Having to set objectives for developers, even though objectives don't work

Paul Stephenson picture Paul Stephenson · Jan 15, 2009 · Viewed 81.3k times · Source

It is generally accepted that setting measurable objectives for software developers doesn't work , as too much focus on the objectives can lead to behaviour counter to the organisational goals (so-called "measurement dysfunction").

However, in my company, we are required to set objectives for all staff, and are encouraged by Human Resources to make them SMART. In the past, my fellow first-level managers (team leads) and I have tried a number of approaches:

  1. Set measurable objectives that are additional to the normal job, like "Do training on technology X", "Create documentation for piece of code Y that no-one understands" and so on. When it comes to the annual performance evaluation, rate developers not on the written objectives, but rather on my opinion of the unmeasurable value of their normal work, since that is actually what the company cares about.
  2. Set very specific objectives like "days' work done as recorded by the task management system", "number of bugs introduced", "number of production issued caused". This led to inflated estimates and incorrect classification of bugs, in order to achieve better "scores". Interestingly, even those developers scoring highly on this system didn't like it, as the intrinsic trust within the team was damaged and they didn't always feel they deserved their high position.
  3. Set vague objectives that are variants on "Do your normal job well". When it comes to the annual evaluation, their rating does reflect performance against the objectives, but the objectives themselves are not measurable or achievable, which is frowned upon.

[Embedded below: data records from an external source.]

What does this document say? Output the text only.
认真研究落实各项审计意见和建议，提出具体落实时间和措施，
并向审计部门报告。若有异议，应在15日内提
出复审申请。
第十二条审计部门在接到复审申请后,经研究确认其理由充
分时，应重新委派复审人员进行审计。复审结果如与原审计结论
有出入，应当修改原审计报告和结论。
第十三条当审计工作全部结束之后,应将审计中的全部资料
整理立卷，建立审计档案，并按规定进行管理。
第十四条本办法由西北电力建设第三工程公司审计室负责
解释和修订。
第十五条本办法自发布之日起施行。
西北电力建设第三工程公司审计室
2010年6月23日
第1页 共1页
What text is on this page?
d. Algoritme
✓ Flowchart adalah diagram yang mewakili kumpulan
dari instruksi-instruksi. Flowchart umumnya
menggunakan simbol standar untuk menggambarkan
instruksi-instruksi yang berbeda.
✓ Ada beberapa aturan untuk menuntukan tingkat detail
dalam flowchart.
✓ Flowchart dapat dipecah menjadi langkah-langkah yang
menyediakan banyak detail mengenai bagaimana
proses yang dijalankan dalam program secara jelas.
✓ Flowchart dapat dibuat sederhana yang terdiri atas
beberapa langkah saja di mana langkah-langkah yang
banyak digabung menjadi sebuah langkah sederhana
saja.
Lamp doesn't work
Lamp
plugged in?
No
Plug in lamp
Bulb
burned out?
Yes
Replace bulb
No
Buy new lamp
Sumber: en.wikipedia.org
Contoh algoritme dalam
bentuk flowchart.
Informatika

None of these is ideal. If you have been in a similar situation of having to create meaningful, measurable objectives for software developers in spite of the evidence against their effectiveness, what approach has worked best for you?


Related questions I found that don't quite address the same point:


Update (18 November 2009): There are 10 upvotes for my question, and the highest-rated answers only have 4 upvotes (including one each from me). I think this tells us something: perhaps that Joel and the others are right, and that the combined wisdom of stackoverflow cannot come up with any compelling, measurable objectives for developers that could not be gamed without adversely affecting the true (unmeasurable) value of their work. Thanks for trying though!

Answer

ChrisW picture ChrisW · Jan 15, 2009

what approach has worked best for you?

Only one objective: pass a code inspection/peer review, with me as the reviewer, without me finding any bugs or having any other criticism, that has me asking you to redo something.

Notes:

  • I wasn't measuring new hires' ability to finish quickly, and didn't encourage them to: I wanted people to learn how to finish well (because if it's not finished well, then it's not finished)
  • People learned what I looked for in a code review: so it's a learning opportunity and a quality control measure, and not just a management objective
  • My comments would have two categories:
    1. This is a bug: you must fix this before you check in
    2. As a suggestion, I would have done such-and-such
  • After a while, my reviews of a person's code would stop finding any "must fix" items (at which point I wouldn't need to review their work any more).